Introduction

Modern business processes must make use of a vast array of information systems, developed over several decades.

These systems, in turn, make use of a vast array of data sources, developed for the most part using completely disparate technologies (relational databases, Web services, XML documents, spreadsheets, flat files …) and very dissimilar data models. Some of these data sources are “well-structured” for ease of querying from client applications; more and more are less well structured and lack even rudimentary schema for facilitating client interactions. Some, in fact, are pure text documents, which make no pretense at adhering to a “structure” of any kind.

Development of modern information systems and optimization of business processes require access and utilization of the data stored in this vast array of inherited data repositories.

Another important trend to consider is the expansion of Social Media and Big Data, an obvious example of the widespread dissemination of needed information and the heterogeneity of data formats. This data, typically found through browsing the Web in its many forms, often adds crucial value to corporate information systems.

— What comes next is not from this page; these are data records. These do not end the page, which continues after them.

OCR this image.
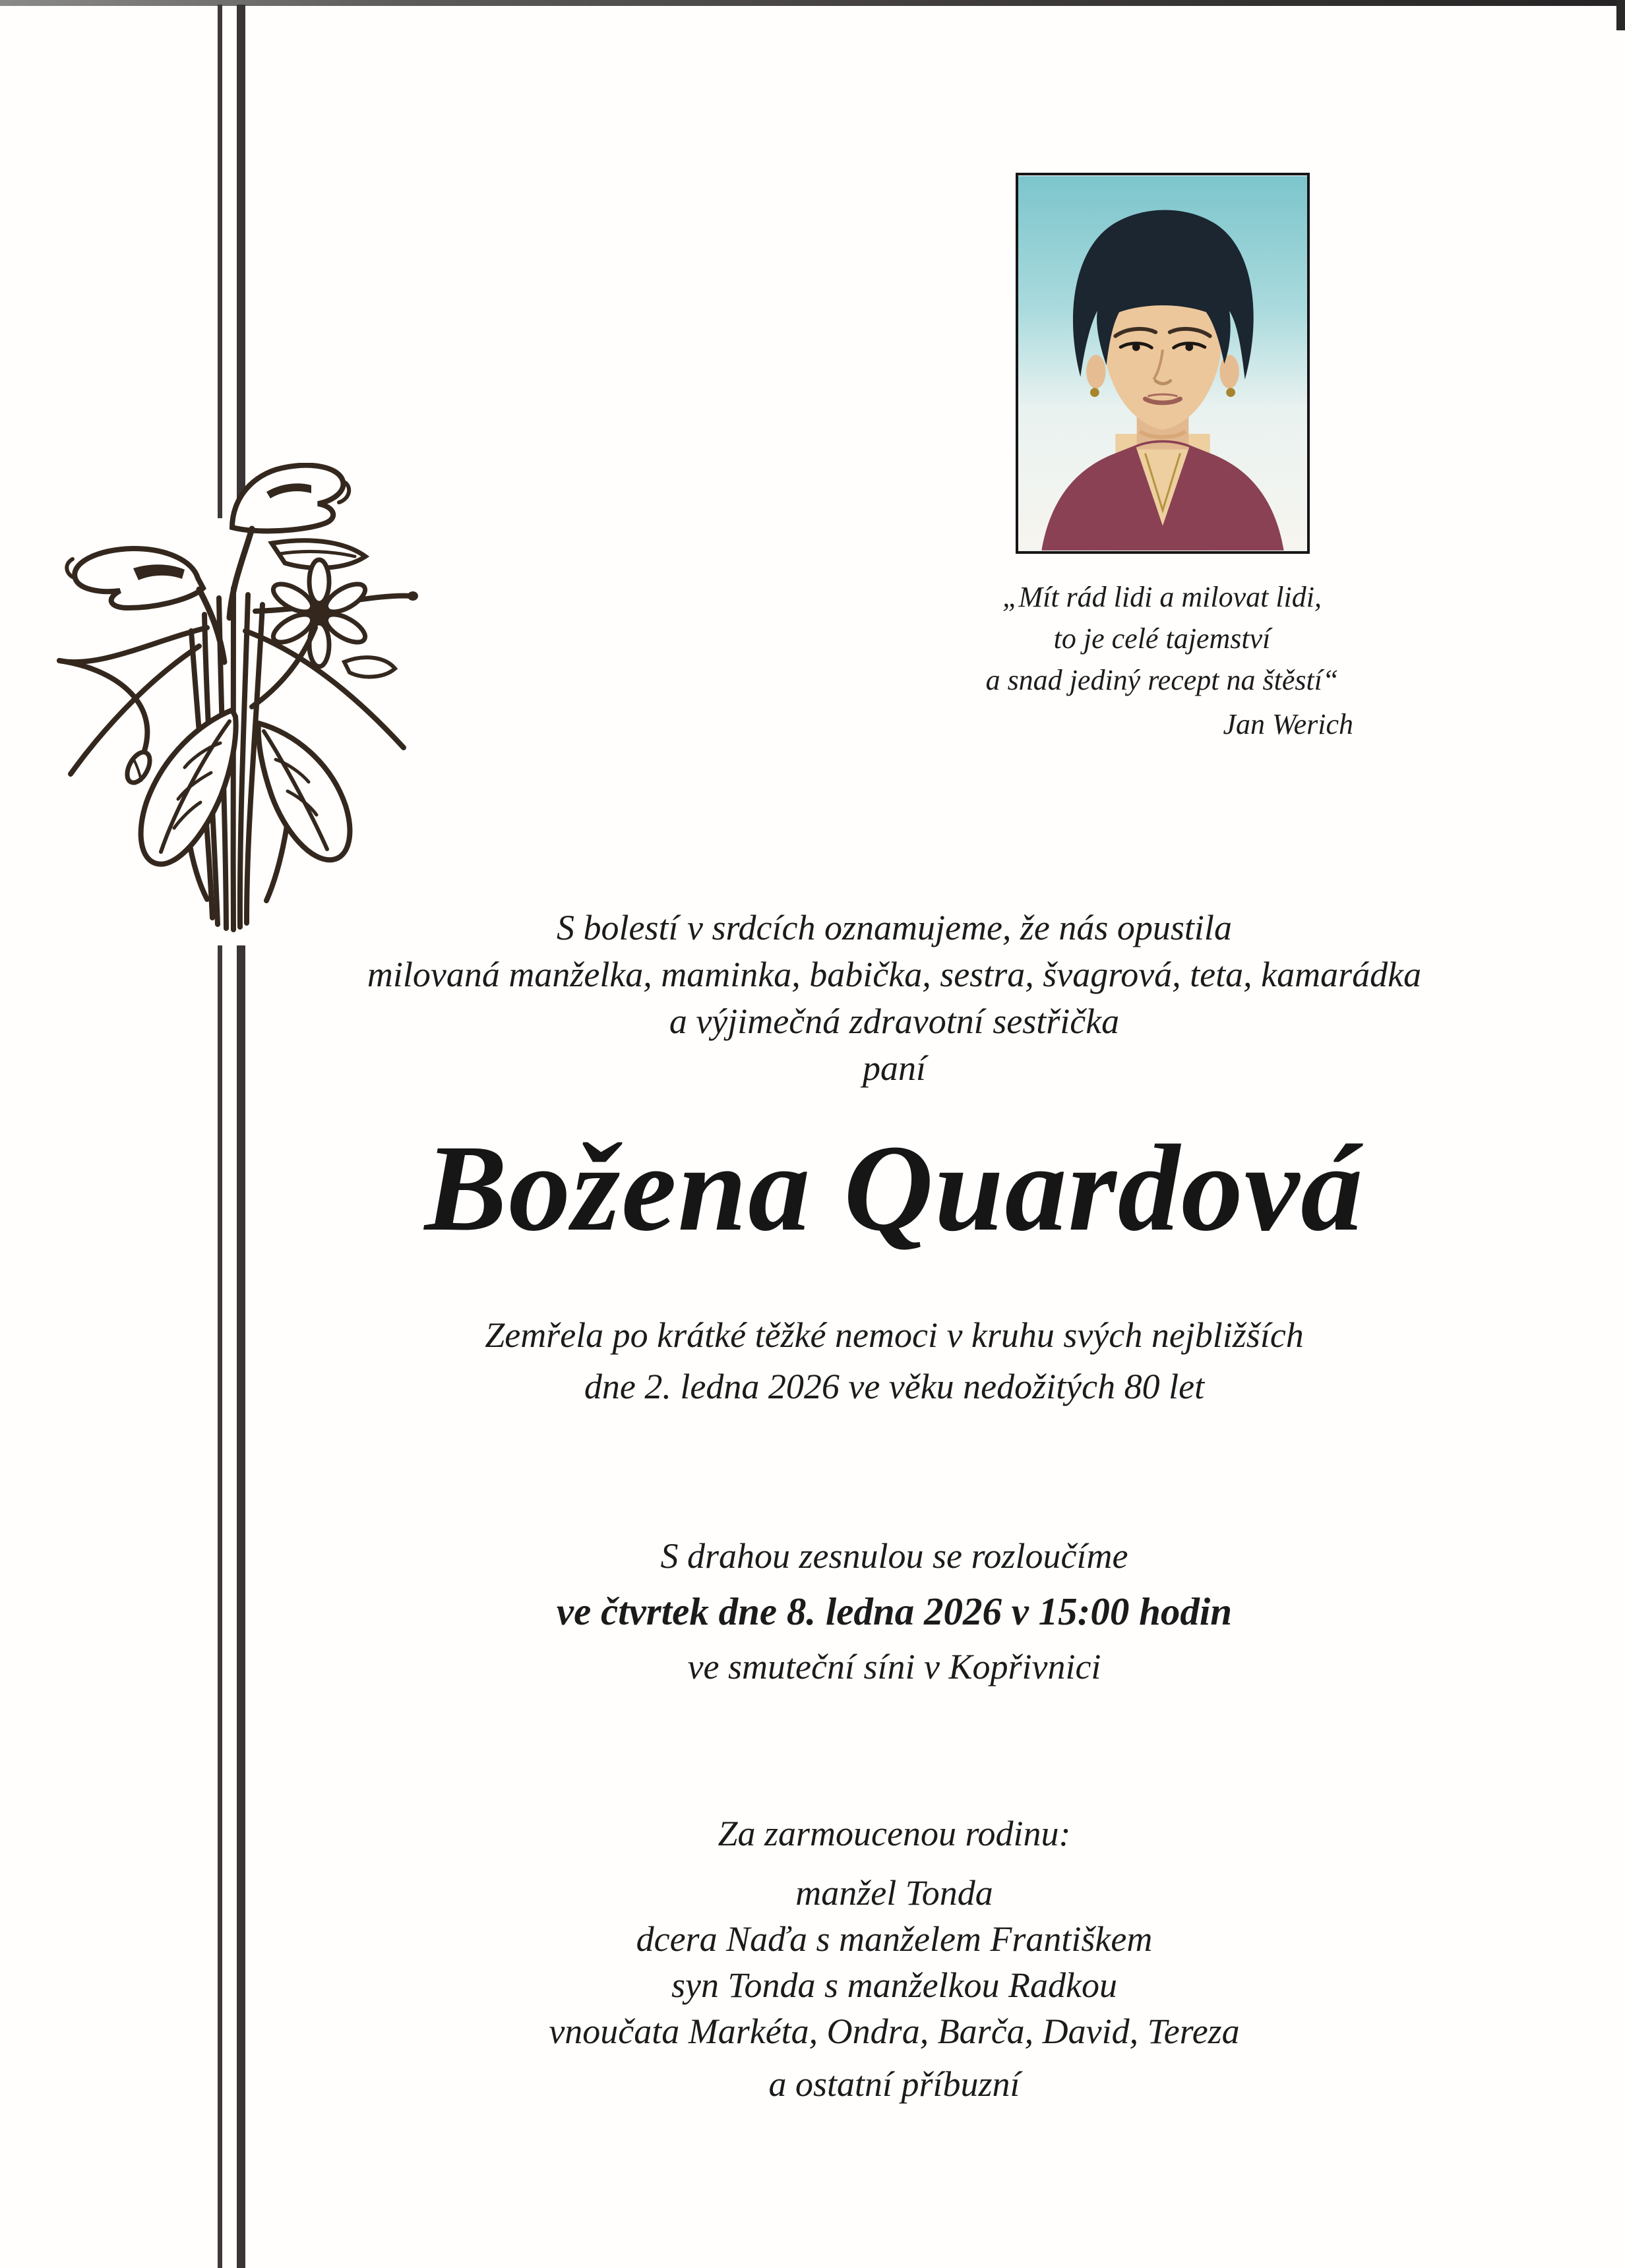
„Mít rád lidi a milovat lidi,
to je celé tajemství
a snad jediný recept na štěstí“
Jan Werich
S bolestí v srdcích oznamujeme, že nás opustila
milovaná manželka, maminka, babička, sestra, švagrová, teta, kamarádka
a výjimečná zdravotní sestřička
paní
Božena Quardová
Zemřela po krátké těžké nemoci v kruhu svých nejbližších
dne 2. ledna 2026 ve věku nedožitých 80 let
S drahou zesnulou se rozloučíme
ve čtvrtek dne 8. ledna 2026 v 15:00 hodin
ve smuteční síni v Kopřivnici
Za zarmoucenou rodinu:
manžel Tonda
dcera Naďa s manželem Františkem
syn Tonda s manželkou Radkou
vnoučata Markéta, Ondra, Barča, David, Tereza
a ostatní příbuzní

In addition, clients, suppliers, and competitors often use simple or complex Web interfaces for accessing their information and services.

The Denodo Platform is a global solution for the real-time integration of heterogeneous and dispersed, structured and non-structured data sources. To do so, it combines different integrated modules:

  • The Virtual DataPort module provides real-time integration of any relevant information for the company, whatever its origin, format, and structure level. It enables to create “virtual databases” that are made up of unified views of data from any type of data source, including databases, SOAP, and REST Web Services, XML, flat files, conventional Web sites (through the ITPilot module), LDAP servers, and non-structured information indexes (through the Aracne module).
  • The ITPilot module provides an easy way to access and structure the data present in the Web. This process involves building an abstraction from the specific Web source called wrapper that isolates the client applications from the intrinsic characteristics of that site (access protocol, native data structure, etc.). Thus, the data contained on the hidden Web can be queried and integrated just as easily and effectively as the data contained in a conventional database. In addition to that, ITPilot can also extract structured data from PDF, Microsoft Excel and Microsoft Word documents. ITPilot provides a distributed and scalable environment for generating, executing, and verifying the correct operation of wrappers.
  • The Aracne module facilitates crawling, indexing, filtering, and querying of non-structured data in a wide range of repositories and formats. Aracne can integrate information contained in repositories such as the Web, file systems, relational databases, or e-mail servers.
  • In addition, the Scheduler module is a complementary tool that allows scheduling batch tasks using any of the former modules to automatically extract and filter data from several sources and export them to the desired format.
General architecture of the Denodo Platform

General architecture of the Denodo Platform

This document introduces readers to the installation and configuration of the Platform and the use of the Denodo Platform Control Center tool that, among other uses, provides a single panel from where all the servers and tools comprising the Platform can be started and stopped.